In the taxi on the way to our accommodation, a fellow traveller, who has since become a close friend, and I grew increasingly apprehensive about our chosen destination – had we made a horrible mistake? The streets were dusty, and the locals stared through the windows at us. The cables hung low and plastic rolled around the streets; the only place I have ever been that it is comparable to is Arusha in Tanzania, Africa. Not exactly the idyllic south american beachfront we were hoping for.
However, after a good nights sleep, our rested eyes saw Zorritos in an entirely different light come morning. The beach stretches out the length of this quiet fishing town, with the calm waves of the pacific rolling shells and drift wood onto the white sand. Hammocks hang from palm trees where you won’t find and snoozing tourists, just the locals who take an afternoon siesta every day. In fact, there are no tourists at all here – after a week I have not seen one.

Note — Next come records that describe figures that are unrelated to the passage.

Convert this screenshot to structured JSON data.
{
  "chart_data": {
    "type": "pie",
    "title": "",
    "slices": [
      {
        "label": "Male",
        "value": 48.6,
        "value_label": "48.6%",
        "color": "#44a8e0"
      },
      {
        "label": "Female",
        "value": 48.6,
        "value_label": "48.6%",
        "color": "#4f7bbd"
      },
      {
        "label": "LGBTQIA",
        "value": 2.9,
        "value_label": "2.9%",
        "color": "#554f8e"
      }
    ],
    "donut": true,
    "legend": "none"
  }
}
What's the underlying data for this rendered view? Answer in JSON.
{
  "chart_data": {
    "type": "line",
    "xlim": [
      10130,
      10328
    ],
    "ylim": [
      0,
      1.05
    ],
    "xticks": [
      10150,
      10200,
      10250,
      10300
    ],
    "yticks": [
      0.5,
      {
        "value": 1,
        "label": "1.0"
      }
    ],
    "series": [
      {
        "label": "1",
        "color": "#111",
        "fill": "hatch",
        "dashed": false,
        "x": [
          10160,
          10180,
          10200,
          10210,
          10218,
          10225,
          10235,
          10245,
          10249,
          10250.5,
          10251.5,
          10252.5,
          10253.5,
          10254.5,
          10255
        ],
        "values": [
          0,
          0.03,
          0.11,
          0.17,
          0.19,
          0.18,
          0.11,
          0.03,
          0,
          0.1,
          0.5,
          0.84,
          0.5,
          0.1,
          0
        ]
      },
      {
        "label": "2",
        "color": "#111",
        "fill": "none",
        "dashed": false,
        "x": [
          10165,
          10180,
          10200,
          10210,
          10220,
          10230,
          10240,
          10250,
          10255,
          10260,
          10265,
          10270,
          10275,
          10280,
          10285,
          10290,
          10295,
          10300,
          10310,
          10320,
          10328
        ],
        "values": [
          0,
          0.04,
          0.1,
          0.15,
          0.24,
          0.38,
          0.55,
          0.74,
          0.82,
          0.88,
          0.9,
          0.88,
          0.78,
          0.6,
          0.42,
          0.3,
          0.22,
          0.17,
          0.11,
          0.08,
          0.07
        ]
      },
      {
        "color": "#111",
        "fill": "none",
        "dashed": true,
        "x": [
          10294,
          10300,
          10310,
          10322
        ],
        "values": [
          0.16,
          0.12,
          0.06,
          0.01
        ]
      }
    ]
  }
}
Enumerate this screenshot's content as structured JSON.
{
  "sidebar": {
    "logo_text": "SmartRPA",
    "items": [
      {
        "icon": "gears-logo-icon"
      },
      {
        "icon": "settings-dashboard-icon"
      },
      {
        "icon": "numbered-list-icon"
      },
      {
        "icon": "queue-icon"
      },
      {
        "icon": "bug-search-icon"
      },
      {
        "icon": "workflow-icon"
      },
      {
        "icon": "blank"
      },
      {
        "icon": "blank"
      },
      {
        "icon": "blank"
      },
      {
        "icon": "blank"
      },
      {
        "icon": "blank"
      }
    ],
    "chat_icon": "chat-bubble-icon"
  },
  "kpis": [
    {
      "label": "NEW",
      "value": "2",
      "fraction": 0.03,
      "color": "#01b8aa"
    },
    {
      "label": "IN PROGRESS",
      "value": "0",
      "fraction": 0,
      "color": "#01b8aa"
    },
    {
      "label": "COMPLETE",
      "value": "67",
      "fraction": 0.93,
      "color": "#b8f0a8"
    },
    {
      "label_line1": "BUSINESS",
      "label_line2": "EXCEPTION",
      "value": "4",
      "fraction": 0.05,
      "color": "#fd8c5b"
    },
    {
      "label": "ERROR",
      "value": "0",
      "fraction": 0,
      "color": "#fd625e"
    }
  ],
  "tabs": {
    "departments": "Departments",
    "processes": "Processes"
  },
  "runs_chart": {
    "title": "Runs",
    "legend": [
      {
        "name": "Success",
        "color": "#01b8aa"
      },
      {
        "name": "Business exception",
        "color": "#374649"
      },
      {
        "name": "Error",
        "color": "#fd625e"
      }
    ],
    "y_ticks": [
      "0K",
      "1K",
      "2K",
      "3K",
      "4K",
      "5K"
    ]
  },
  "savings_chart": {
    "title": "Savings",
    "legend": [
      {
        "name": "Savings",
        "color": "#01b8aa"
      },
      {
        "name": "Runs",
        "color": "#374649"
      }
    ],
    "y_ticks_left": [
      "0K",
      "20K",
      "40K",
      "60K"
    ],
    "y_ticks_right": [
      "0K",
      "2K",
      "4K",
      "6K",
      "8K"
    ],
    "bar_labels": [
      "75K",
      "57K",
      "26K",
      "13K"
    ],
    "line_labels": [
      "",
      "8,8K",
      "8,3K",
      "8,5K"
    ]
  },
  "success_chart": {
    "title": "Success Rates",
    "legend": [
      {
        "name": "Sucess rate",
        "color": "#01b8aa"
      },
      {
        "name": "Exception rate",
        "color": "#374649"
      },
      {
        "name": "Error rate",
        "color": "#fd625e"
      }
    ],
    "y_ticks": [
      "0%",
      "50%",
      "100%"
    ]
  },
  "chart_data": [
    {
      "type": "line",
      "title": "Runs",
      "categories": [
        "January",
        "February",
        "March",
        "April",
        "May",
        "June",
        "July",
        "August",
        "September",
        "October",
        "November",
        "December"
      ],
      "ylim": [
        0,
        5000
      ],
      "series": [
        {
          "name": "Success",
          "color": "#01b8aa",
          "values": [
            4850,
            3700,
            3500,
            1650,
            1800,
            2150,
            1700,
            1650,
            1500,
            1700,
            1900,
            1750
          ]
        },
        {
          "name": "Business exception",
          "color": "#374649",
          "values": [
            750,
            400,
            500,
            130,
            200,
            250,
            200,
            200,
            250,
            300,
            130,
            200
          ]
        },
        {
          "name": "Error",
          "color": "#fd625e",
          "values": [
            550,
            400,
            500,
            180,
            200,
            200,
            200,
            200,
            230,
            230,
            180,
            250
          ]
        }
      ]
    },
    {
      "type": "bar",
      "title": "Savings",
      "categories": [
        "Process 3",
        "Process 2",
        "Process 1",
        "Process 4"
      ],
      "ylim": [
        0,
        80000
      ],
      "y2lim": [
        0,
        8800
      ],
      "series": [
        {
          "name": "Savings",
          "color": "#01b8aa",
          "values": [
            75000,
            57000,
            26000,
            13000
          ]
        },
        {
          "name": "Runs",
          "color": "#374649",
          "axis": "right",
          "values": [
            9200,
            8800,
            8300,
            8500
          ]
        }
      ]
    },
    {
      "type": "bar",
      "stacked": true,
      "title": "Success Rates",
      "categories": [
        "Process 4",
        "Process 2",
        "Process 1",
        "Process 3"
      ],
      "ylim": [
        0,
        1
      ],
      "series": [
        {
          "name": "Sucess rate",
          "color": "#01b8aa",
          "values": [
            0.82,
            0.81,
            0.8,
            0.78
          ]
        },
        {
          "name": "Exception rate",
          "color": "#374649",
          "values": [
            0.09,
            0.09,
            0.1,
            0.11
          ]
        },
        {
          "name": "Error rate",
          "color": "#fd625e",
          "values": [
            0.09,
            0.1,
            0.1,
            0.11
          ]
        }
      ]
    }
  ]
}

The locals are friendly and welcoming, smile all the time and always keen to help, to the point where a moto-taxi driver stayed with us until we were safely inside the hostel, and hotel staff came to our rescue helping us cook purple corn when we were clearly failing miserably. It is possibly the most relaxed place I have ever been to. Like the rest of the country, it runs on a completely different time zone, ‘Peru time’ they call it – meaning anywhere from on-time to an hour late, still means you are early…which nobody ever is. If a shop owner decides to close for the day to take a nap, he does it. If a restaurant suddenly has only one dish on the menu, so be it. If you need food you wander down to the local market to buy your fish fresh from the ocean and your fruit and vegetables from the lady on the corner. If it’s bread you’re after, you wander down to the bakery at either 8am or 5pm to coincide with freshly baked bread and croissant-style buns. It’s a slow and relaxing way of life that is likely the reason behind everyones smile. It’s very refreshing coming from punctual England to say the least. If anything, it teaches you to relax… it’s impossible to be stressed here. It’s definitely a place deserving of a better knowledge than it gets, and if a quiet fishing village can be this beautiful, I’m very excited to see what the rest of this vastly diverse country has to offer.